Sendo assim, podemos entender a transmutação do texto escrito para o produto audiovisual como uma interação dinâmica, ou, nos termos de Souza (2000), como um
fenômeno “muldimensional capaz de gerar novas funções sígnicas e de conferir, por
transfiguração/reconfiguração, mobilidade semiótica nas marcas pragmo-semânticas do texto literário”. (SOUZA, 2000, p. 67). Em um sentido semelhante, Xavier (2000) destaca que passaram a dar primazia ao diálogo inter-artes e à interpretação livre aos romances.
Observamos, por conseguinte, que é mais provável pensar a adaptação como processo dinâmico ou dialogismo intertextual, do que continuar seguindo as abordagens que associam a adaptação a termos como fidelidade e tradução.

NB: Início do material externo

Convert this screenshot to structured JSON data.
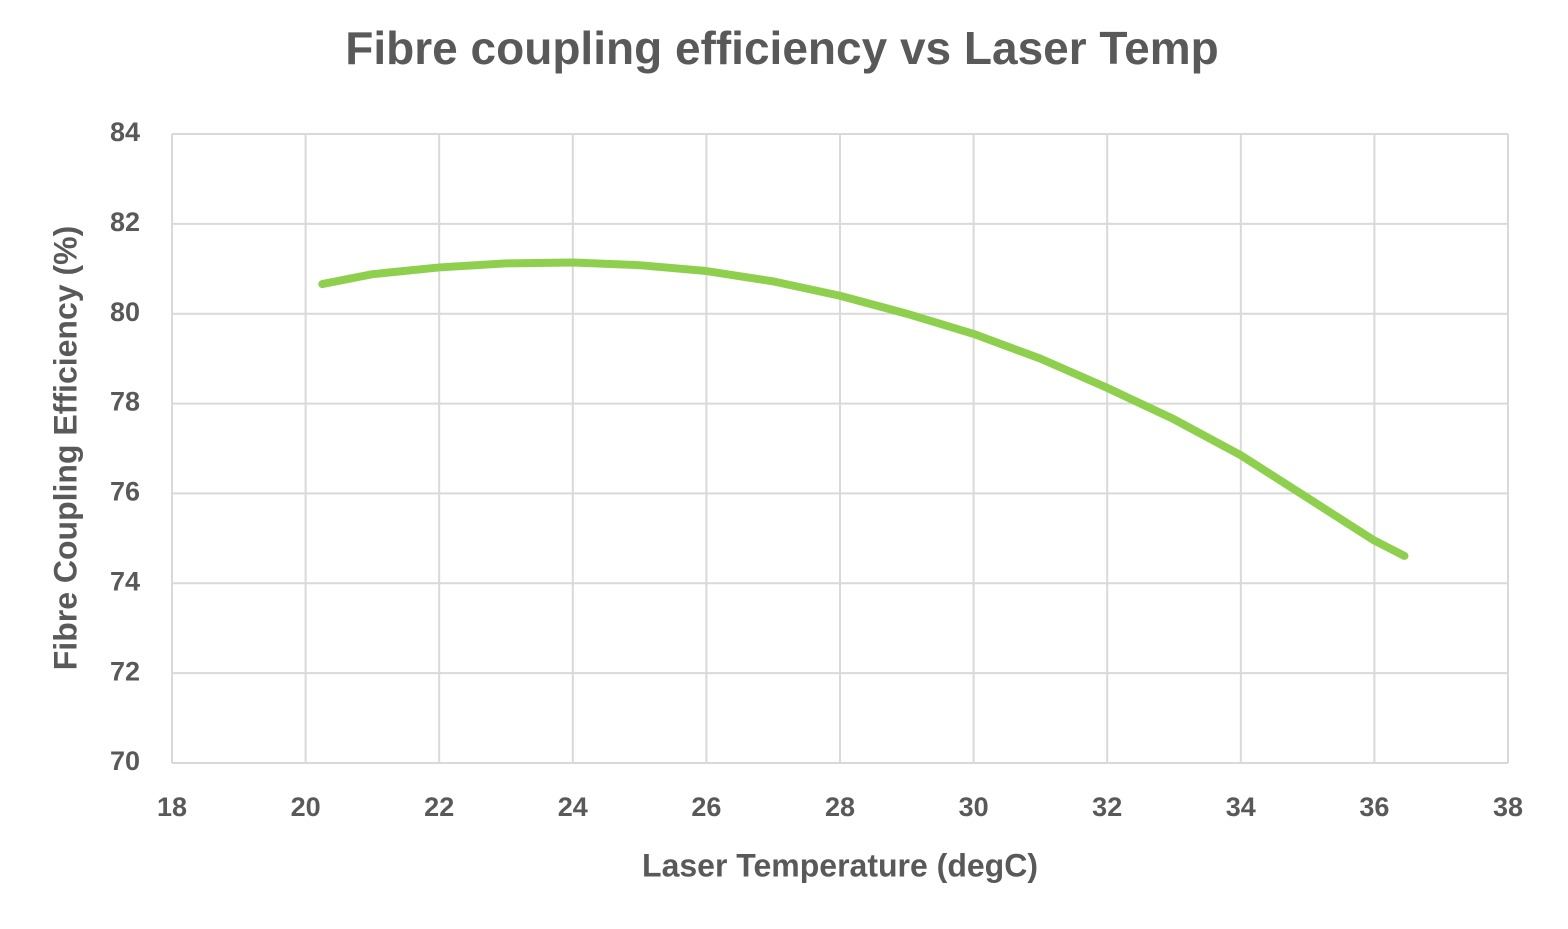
{
  "chart_data": {
    "type": "line",
    "title": "Fibre coupling efficiency vs Laser Temp",
    "x_label": "Laser Temperature (degC)",
    "y_label": "Fibre Coupling Efficiency (%)",
    "x": [
      20.25,
      21,
      22,
      23,
      24,
      25,
      26,
      27,
      28,
      29,
      30,
      31,
      32,
      33,
      34,
      35,
      36,
      36.45
    ],
    "series": [
      {
        "name": "Fibre coupling efficiency",
        "color": "#8ed04e",
        "values": [
          80.66,
          80.88,
          81.03,
          81.12,
          81.14,
          81.08,
          80.95,
          80.72,
          80.4,
          80.0,
          79.55,
          79.0,
          78.35,
          77.65,
          76.85,
          75.9,
          74.95,
          74.61
        ]
      }
    ],
    "xlim": [
      18,
      38
    ],
    "xticks": [
      18,
      20,
      22,
      24,
      26,
      28,
      30,
      32,
      34,
      36,
      38
    ],
    "ylim": [
      70,
      84
    ],
    "yticks": [
      70,
      72,
      74,
      76,
      78,
      80,
      82,
      84
    ],
    "grid": true
  }
}
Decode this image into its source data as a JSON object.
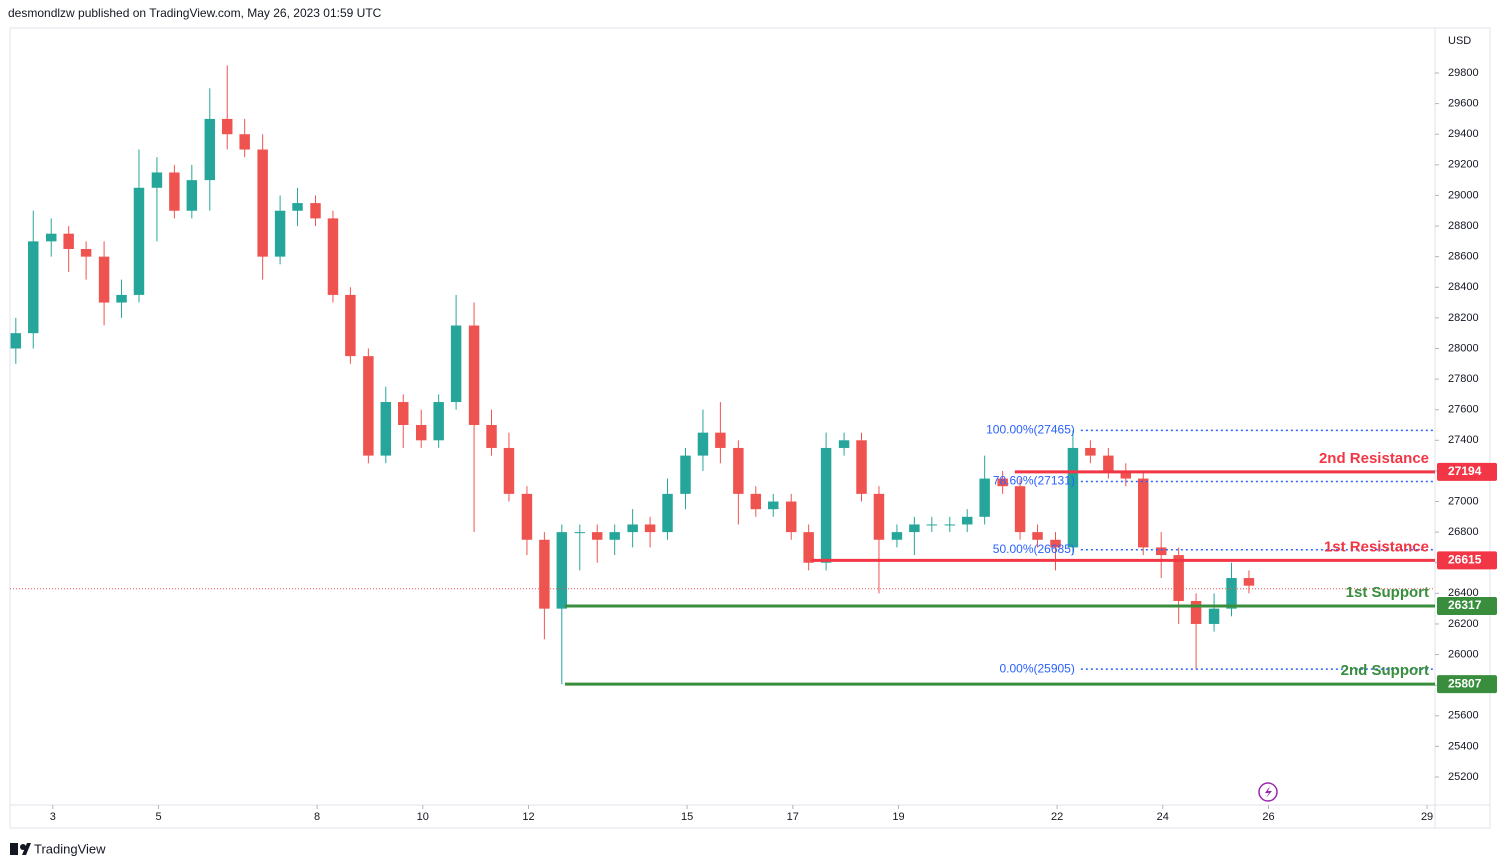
{
  "header": {
    "text": "desmondlzw published on TradingView.com, May 26, 2023 01:59 UTC"
  },
  "footer": {
    "brand": "TradingView"
  },
  "chart_data": {
    "type": "candlestick",
    "currency": "USD",
    "xlim": [
      2.19,
      29.15
    ],
    "xticks": [
      3,
      5,
      8,
      10,
      12,
      15,
      17,
      19,
      22,
      24,
      26,
      29
    ],
    "ylim": [
      25017,
      30094
    ],
    "yticks": [
      25200,
      25400,
      25600,
      25800,
      26000,
      26200,
      26400,
      26600,
      26800,
      27000,
      27200,
      27400,
      27600,
      27800,
      28000,
      28200,
      28400,
      28600,
      28800,
      29000,
      29200,
      29400,
      29600,
      29800
    ],
    "up_color": "#26a69a",
    "down_color": "#ef5350",
    "x": [
      2.3,
      2.63,
      2.97,
      3.3,
      3.63,
      3.97,
      4.3,
      4.63,
      4.97,
      5.3,
      5.63,
      5.97,
      6.3,
      6.63,
      6.97,
      7.3,
      7.63,
      7.97,
      8.3,
      8.63,
      8.97,
      9.3,
      9.63,
      9.97,
      10.3,
      10.63,
      10.97,
      11.3,
      11.63,
      11.97,
      12.3,
      12.63,
      12.97,
      13.3,
      13.63,
      13.97,
      14.3,
      14.63,
      14.97,
      15.3,
      15.63,
      15.97,
      16.3,
      16.63,
      16.97,
      17.3,
      17.63,
      17.97,
      18.3,
      18.63,
      18.97,
      19.3,
      19.63,
      19.97,
      20.3,
      20.63,
      20.97,
      21.3,
      21.63,
      21.97,
      22.3,
      22.63,
      22.97,
      23.3,
      23.63,
      23.97,
      24.3,
      24.63,
      24.97,
      25.3,
      25.63
    ],
    "open": [
      28000,
      28100,
      28700,
      28750,
      28650,
      28600,
      28300,
      28350,
      29050,
      29150,
      28900,
      29100,
      29500,
      29400,
      29300,
      28600,
      28900,
      28950,
      28850,
      28350,
      27950,
      27300,
      27650,
      27500,
      27400,
      27650,
      28150,
      27500,
      27350,
      27050,
      26750,
      26300,
      26800,
      26800,
      26750,
      26800,
      26850,
      26800,
      27050,
      27300,
      27450,
      27350,
      27050,
      26950,
      27000,
      26800,
      26600,
      27350,
      27400,
      27050,
      26750,
      26800,
      26850,
      26850,
      26850,
      26900,
      27150,
      27100,
      26800,
      26750,
      26700,
      27350,
      27300,
      27200,
      27150,
      26700,
      26650,
      26350,
      26200,
      26300,
      26500
    ],
    "high": [
      28200,
      28900,
      28850,
      28800,
      28700,
      28700,
      28450,
      29300,
      29250,
      29200,
      29200,
      29700,
      29850,
      29500,
      29400,
      29000,
      29050,
      29000,
      28900,
      28400,
      28000,
      27750,
      27700,
      27600,
      27700,
      28350,
      28300,
      27600,
      27450,
      27100,
      26800,
      26850,
      26850,
      26850,
      26850,
      26950,
      26900,
      27150,
      27350,
      27600,
      27650,
      27400,
      27100,
      27050,
      27050,
      26850,
      27450,
      27450,
      27450,
      27100,
      26850,
      26900,
      26900,
      26900,
      26950,
      27300,
      27200,
      27150,
      26850,
      26800,
      27465,
      27400,
      27350,
      27250,
      27200,
      26800,
      26700,
      26400,
      26400,
      26600,
      26550
    ],
    "low": [
      27900,
      28000,
      28600,
      28500,
      28450,
      28150,
      28200,
      28300,
      28700,
      28850,
      28850,
      28900,
      29300,
      29250,
      28450,
      28550,
      28800,
      28800,
      28300,
      27900,
      27250,
      27250,
      27350,
      27350,
      27350,
      27600,
      26800,
      27300,
      27000,
      26650,
      26100,
      25807,
      26550,
      26600,
      26650,
      26700,
      26700,
      26750,
      26950,
      27200,
      27250,
      26850,
      26900,
      26900,
      26750,
      26550,
      26550,
      27300,
      27000,
      26400,
      26700,
      26650,
      26800,
      26800,
      26800,
      26850,
      27050,
      26750,
      26700,
      26550,
      26650,
      27250,
      27150,
      27100,
      26650,
      26500,
      26200,
      25905,
      26150,
      26250,
      26400
    ],
    "close": [
      28100,
      28700,
      28750,
      28650,
      28600,
      28300,
      28350,
      29050,
      29150,
      28900,
      29100,
      29500,
      29400,
      29300,
      28600,
      28900,
      28950,
      28850,
      28350,
      27950,
      27300,
      27650,
      27500,
      27400,
      27650,
      28150,
      27500,
      27350,
      27050,
      26750,
      26300,
      26800,
      26800,
      26750,
      26800,
      26850,
      26800,
      27050,
      27300,
      27450,
      27350,
      27050,
      26950,
      27000,
      26800,
      26600,
      27350,
      27400,
      27050,
      26750,
      26800,
      26850,
      26850,
      26850,
      26900,
      27150,
      27100,
      26800,
      26750,
      26700,
      27350,
      27300,
      27200,
      27150,
      26700,
      26650,
      26350,
      26200,
      26300,
      26500,
      26450
    ],
    "last_price": 26430,
    "levels": [
      {
        "name": "2nd Resistance",
        "value": 27194,
        "color": "#f23645",
        "from": 21.2
      },
      {
        "name": "1st Resistance",
        "value": 26615,
        "color": "#f23645",
        "from": 17.35
      },
      {
        "name": "1st Support",
        "value": 26317,
        "color": "#388e3c",
        "from": 12.69
      },
      {
        "name": "2nd Support",
        "value": 25807,
        "color": "#388e3c",
        "from": 12.69
      }
    ],
    "fib": {
      "color": "#2962ff",
      "from": 22.45,
      "levels": [
        {
          "label": "100.00%(27465)",
          "value": 27465
        },
        {
          "label": "78.60%(27131)",
          "value": 27131
        },
        {
          "label": "50.00%(26685)",
          "value": 26685
        },
        {
          "label": "0.00%(25905)",
          "value": 25905
        }
      ]
    }
  }
}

Na verdade, lidamos com um processo que implica na relação inter-artes que, todavia, não destrói e nem transforma a integridade de nenhuma das linguagens envolvidas, mas situam-se em domínios distintos.
Concordamos, então, na esteira de Bello (2005, p.160), que a adaptação é um
processo de regeneração ou um “encontro renovado” entre formas de expressão diferentes,
porém, julgamos significativo observar que todas as transformações geradas no seio da adaptação literária se processam levando-se em conta alguns aspectos fundamentais, como as características específicas de cada meio, e outros filtros, como as questões político- ideológicas, imposições de produção, considerações econômicas, motivos tecnológicos, todos eles envolvidos na gramática transformacional da adaptação.
Como vimos, a adaptação ocupa um lugar em um determinado contexto sociocultural que a determina e envolve uma diversidade de interesses, sendo, por isso, um processo estético que mediatiza motivações ideológicas, crenças, valores, sistemas de
ideias, atitudes e padrões comportamentais. É, portanto, um fenômeno cultural abrangente, pois na criação resultante da transformação, haverá espaço para uma referência inevitável ao texto original, e mesmo aqueles que nunca leram a obra escrita, são remetidos para ela através do produto adaptado.